Your prolonged use of normc is misguided. You don't get correct values from the Gaussian that way (and there is no need to vary 3 independent parameters when 2 are sufficient). Also, to get the correct values for chi square, you have to multiply the probabilities from the Gaussian with the sample count (you are comparing absolute counts from the obsperbin bins with probabilities under the Gaussian - which is clearly wrong).

from math import exp
from math import pi
from scipy.integrate import quad
from scipy.stats import chisquare
from scipy.optimize import basinhopping


# smallest value in the sample
small = 26.55312337811099
# largest value in the sample
big   = 69.02965763016027

# a random sample from N(48, 7) with 999 sample
# values binned into 30 equidistant bins ranging
# from 'small' (bin[0] lower bound) to 'big'
# (bin[29] upper bound) 
obsperbin = [ 1,  1,  2,  4,  8, 10, 13, 29, 35, 45,
             51, 56, 63, 64, 96, 89, 68, 80, 61, 51,
             49, 30, 34, 19, 22,  3,  7,  5,  1,  2]
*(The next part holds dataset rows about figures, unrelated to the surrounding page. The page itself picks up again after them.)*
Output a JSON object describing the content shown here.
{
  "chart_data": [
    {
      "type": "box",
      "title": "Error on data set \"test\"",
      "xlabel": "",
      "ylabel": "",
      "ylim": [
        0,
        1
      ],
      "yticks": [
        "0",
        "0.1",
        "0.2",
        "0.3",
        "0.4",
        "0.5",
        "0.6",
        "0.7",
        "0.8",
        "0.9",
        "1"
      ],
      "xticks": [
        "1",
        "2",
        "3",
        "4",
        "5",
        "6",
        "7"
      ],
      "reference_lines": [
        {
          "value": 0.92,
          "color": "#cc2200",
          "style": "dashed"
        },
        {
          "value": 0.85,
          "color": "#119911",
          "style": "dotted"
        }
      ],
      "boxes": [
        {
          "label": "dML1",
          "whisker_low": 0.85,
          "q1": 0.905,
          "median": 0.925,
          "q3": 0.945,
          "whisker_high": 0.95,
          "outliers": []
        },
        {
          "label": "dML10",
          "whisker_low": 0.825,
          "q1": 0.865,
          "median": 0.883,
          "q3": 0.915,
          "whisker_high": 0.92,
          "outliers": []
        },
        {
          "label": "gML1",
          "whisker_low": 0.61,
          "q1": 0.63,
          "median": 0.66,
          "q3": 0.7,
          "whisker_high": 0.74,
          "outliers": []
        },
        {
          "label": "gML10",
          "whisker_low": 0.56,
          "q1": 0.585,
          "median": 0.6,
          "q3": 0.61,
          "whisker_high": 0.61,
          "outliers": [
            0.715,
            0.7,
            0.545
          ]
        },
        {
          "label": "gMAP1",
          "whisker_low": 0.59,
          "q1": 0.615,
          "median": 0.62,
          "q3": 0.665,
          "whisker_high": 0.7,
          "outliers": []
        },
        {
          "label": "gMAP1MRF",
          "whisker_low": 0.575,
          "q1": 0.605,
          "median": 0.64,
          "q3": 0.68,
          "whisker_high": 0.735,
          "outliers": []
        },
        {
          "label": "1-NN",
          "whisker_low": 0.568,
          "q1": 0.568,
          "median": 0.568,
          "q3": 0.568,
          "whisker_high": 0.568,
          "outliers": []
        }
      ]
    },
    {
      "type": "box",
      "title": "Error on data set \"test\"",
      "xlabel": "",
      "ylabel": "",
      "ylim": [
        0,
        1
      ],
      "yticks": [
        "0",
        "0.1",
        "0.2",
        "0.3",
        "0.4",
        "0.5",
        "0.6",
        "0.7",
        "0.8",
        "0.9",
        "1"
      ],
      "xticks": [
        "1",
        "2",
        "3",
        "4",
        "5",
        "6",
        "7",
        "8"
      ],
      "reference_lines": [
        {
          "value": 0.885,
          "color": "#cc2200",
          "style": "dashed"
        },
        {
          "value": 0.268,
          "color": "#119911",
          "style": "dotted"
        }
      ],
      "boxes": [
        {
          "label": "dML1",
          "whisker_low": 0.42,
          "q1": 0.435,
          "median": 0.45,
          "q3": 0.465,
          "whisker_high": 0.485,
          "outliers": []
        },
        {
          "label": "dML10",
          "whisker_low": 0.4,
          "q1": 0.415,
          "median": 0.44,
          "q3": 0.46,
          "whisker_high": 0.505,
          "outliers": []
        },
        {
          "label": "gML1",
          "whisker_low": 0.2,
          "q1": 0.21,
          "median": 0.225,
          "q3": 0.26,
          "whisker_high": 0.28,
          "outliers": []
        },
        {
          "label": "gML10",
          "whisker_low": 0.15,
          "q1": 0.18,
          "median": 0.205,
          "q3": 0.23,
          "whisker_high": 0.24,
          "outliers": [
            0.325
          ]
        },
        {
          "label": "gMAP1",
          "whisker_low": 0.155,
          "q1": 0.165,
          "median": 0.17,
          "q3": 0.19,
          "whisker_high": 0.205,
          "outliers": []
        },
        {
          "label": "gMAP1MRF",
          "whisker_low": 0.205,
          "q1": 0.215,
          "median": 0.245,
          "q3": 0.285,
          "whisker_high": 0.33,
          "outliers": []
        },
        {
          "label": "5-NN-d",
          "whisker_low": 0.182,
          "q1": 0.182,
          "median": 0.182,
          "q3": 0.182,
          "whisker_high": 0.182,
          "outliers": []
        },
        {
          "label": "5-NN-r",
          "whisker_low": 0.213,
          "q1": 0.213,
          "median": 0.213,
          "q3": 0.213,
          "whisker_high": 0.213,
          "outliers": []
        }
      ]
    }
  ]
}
numbins = len(obsperbin) #  30
numobs  = sum(obsperbin) # 999

# intentionally wrong guesses of mu and sigma
# to be provided as optimizer's initial values
initial_mu, initial_sigma = 78.5, 27.0


def binbounder( small , big , numbins ):
    ## generates list of bound bins for histogram ++ bincount
    binwide = ( big - small ) / numbins ## binwidth
    binleft = [] ## left edges of bins
    for index in range( numbins ):
        binleft.append( small + index * binwide )
    binbound = [val for val in binleft]
    binbound.append( big ) ## all bin edges
    return binbound

# setup the bin borders
binborders = binbounder( small , big , numbins )


def GaussDistrib( x , mu , sigma ):
    return 1/(sigma * (2*pi)**(1/2)) * exp( (-1) * (x - mu)**2 / ( 2 * (sigma **2) ) )


def expectperbin( musigma ):
    ## musigma[0] = mu
    ## musigma[1] = sigma
    ## calculates expectation values per bin
    ## expectation value of single bin is equal to area under Gaussian
    ## from left binedge to right binedge multiplied by the sample size
    e = []
    for i in range(len(binborders)-1): # ith i does not exist for rightmost boundary
        e.append( quad( GaussDistrib , binborders[ i ] , binborders[ i + 1 ],
                         args = ( musigma[0] , musigma[1] ))[0] * numobs)
    return e


def chisq( musigma ):
    ## first subscript [0] gives chi-squared value, [1] gives 0 = p-value = 1
    return chisquare( obsperbin , expectperbin( musigma ))[0]


def miniz( chisq , musigma ):
    return basinhopping( chisq , musigma , niter = 200 )


## chisquare value for initial parameter guess
chisqguess = chisquare( obsperbin , expectperbin( [initial_mu , initial_sigma] ))[0]

res = miniz( chisq, [initial_mu , initial_sigma] )

print("chisquare from initial guess:" , chisqguess)
print("chisquare after optimization:" , res.fun)
print("mu, sigma after optimization:" , res.x[0], ",", res.x[1])

chisquare from initial guess: 3772.70822797

chisquare after optimization: 26.351284911784447

mu, sigma after optimization: 48.2701027439, 7.046156286

Btw, basinhopping is overkill for this kind of problem. I'd stay with fmin (Nelder-Mead).